Nel 2020 è iniziata la mia avventura come insegnante presso la scuola italiana Alessandro Volta a Bogotá, fondata e guidata da amici del movimento. Insegno Religione e Scienze sociali al liceo, Religione ai ragazzi delle medie.
La grazia più grande che vivo è di avere amici veri, perché non si diventa professore da un giorno all’altro o improvvisando. Occorre invece guardare agli amici e ai professori che sono più avanti di te, lasciandoti correggere con umiltà. Ed è con loro che inizio la giornata: l’Angelus in cappella, poi un caffè insieme, il racconto reciproco delle lezioni che faremo. Prima della pausa pranzo, celebro la Messa per chi vuole e subito dopo andiamo a mangiare.
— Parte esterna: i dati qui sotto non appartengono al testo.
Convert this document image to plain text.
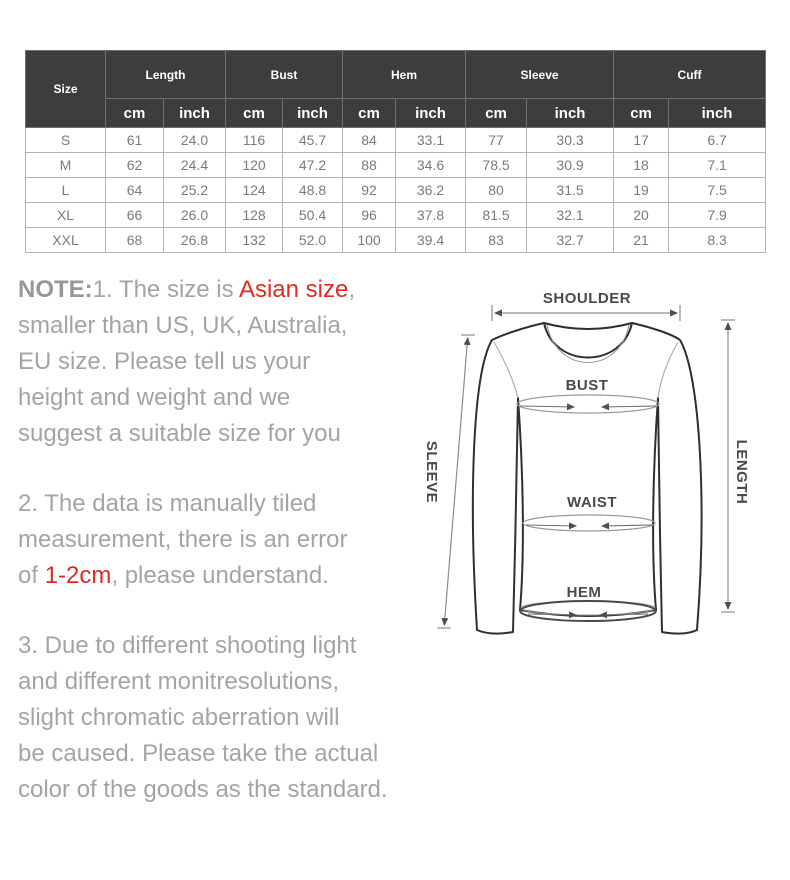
Size	Length		Bust		Hem		Sleeve		Cuff	
	cm	inch	cm	inch	cm	inch	cm	inch	cm	inch
S	61	24.0	116	45.7	84	33.1	77	30.3	17	6.7
M	62	24.4	120	47.2	88	34.6	78.5	30.9	18	7.1
L	64	25.2	124	48.8	92	36.2	80	31.5	19	7.5
XL	66	26.0	128	50.4	96	37.8	81.5	32.1	20	7.9
XXL	68	26.8	132	52.0	100	39.4	83	32.7	21	8.3
NOTE:1. The size is Asian size,
smaller than US, UK, Australia,
EU size. Please tell us your
height and weight and we
suggest a suitable size for you
2. The data is manually tiled
measurement, there is an error
of 1-2cm, please understand.
3. Due to different shooting light
and different monitresolutions,
slight chromatic aberration will
be caused. Please take the actual
color of the goods as the standard.
SHOULDER
BUST
WAIST
HEM
SLEEVE	LENGTH
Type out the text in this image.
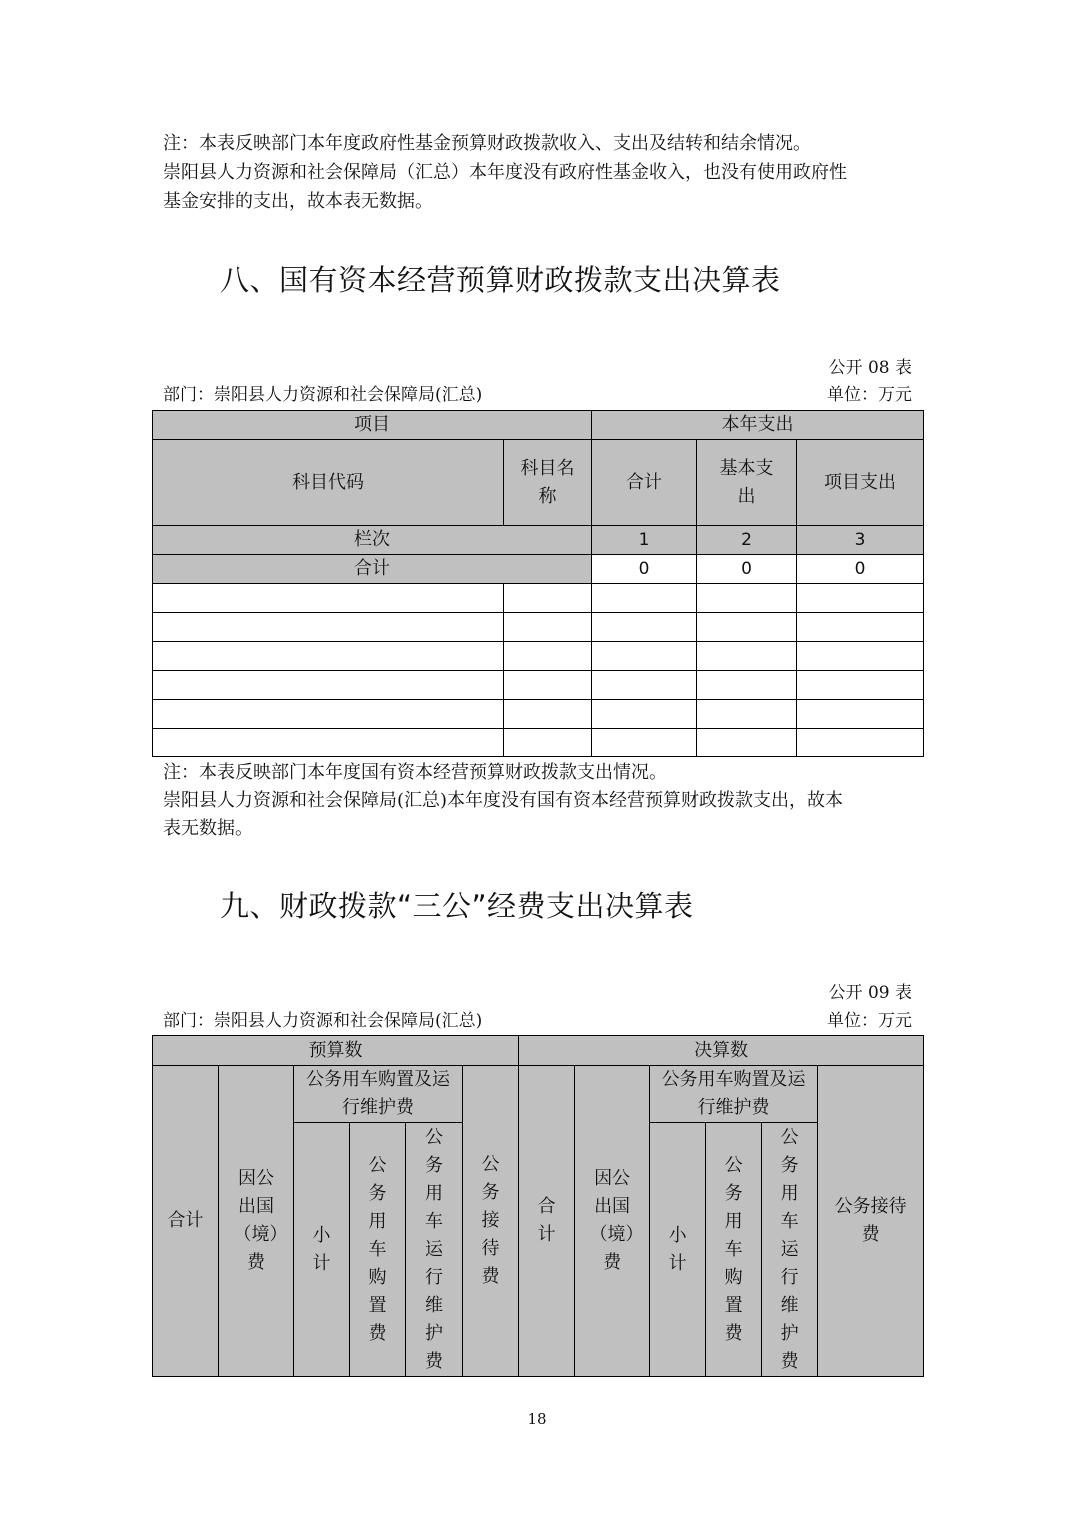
注：本表反映部门本年度政府性基金预算财政拨款收入、支出及结转和结余情况。

崇阳县人力资源和社会保障局（汇总）本年度没有政府性基金收入，也没有使用政府性

基金安排的支出，故本表无数据。

八、国有资本经营预算财政拨款支出决算表

公开 08 表

部门：崇阳县人力资源和社会保障局(汇总)	单位：万元

项目		本年支出		
科目代码	科目名称	合计	基本支出	项目支出
栏次		1	2	3
合计		0	0	0

注：本表反映部门本年度国有资本经营预算财政拨款支出情况。

崇阳县人力资源和社会保障局(汇总)本年度没有国有资本经营预算财政拨款支出，故本

表无数据。

九、财政拨款“三公”经费支出决算表

公开 09 表

部门：崇阳县人力资源和社会保障局(汇总)	单位：万元

预算数						决算数					
合计	因公出国（境）费	公务用车购置及运行维护费			公务接待费	合计	因公出国（境）费	公务用车购置及运行维护费			公务接待费
		小计	公务用车购置费	公务用车运行维护费				小计	公务用车购置费	公务用车运行维护费	
18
Non avevo mai pensato di fare il professore, però questa esperienza si è rivelata preziosa, perché è l’occasione per comunicare in modo integrale quello che vivo. Dopo qualche mese di esperienza, mi sono accorto di essere il primo sacerdote con cui questi ragazzi parlano seriamente. Ci è voluto quasi un anno per fare crollare le riserve, le paure, i freni e i pregiudizi che nutrivano nei confronti dei preti. Come ho fatto? Molto semplice: in primo luogo, insegnando ciò che appassiona me, ciò che è importante nella mia vita, mostrandomi come sono. Quando sono sincero, durante la lezione, avverto il silenzio profondo con cui mi ascoltano. Mi seguono stupiti. È il mio sine qua non per fare lezione. L’ho capito una volta che non avevo preparato bene una lezione e avevo deciso di usarne una già fatta sullo stupore e gli scienziati. Peccato che di scienza io non sappia niente, peccato che non mi piaccia in assoluto. Risultato? Tutti dormivano spudoratamente. Ho provato a salvare la situazione invitandoli a prendere un caffè con me dopo la lezione, ma in realtà erano annoiati.
Passo molto tempo con loro, ascoltando i loro problemi, raccontando con sincerità le mie esperienze, ponendo domande e rispondendo con criterio alle loro. Infine, mi siedo in mensa con i ragazzi a mangiare. Molti di loro sono affascinati dalla cultura messicana e perciò spesso porto dei peperoncini della mia collezione personale per tutti. Dal peperoncino e dal mate paraguayano partono sempre dialoghi interessanti. I commenti più frequenti sulla mia persona, la mia storia e le mie lezioni sono sul valore dell’amicizia: i ragazzi si sono accorti che per me è importante. Sanno che sono felice perché sono sacerdote e accompagnato da amici.
Tre mesi fa è partito l’esperimento del cineforum. Il venerdì dopo la scuola vediamo un film seguito da un dialogo guidato da me: è un momento così sincero e vero che la merenda passa in secondo piano. Poi la scuola finisce: mi vesto con gli abiti sportivi, prendo la bici e torno a casa. Durante il viaggio e dopo, nel silenzio in camera, il mio cuore è pieno dei loro volti.
Javier Rosales vive nella casa di Bogotá (Colombia), dove è insegnante di Religione e Scienze sociali. Nella foto, con alcuni ragazzi della comunità locale di Comunione e liberazione.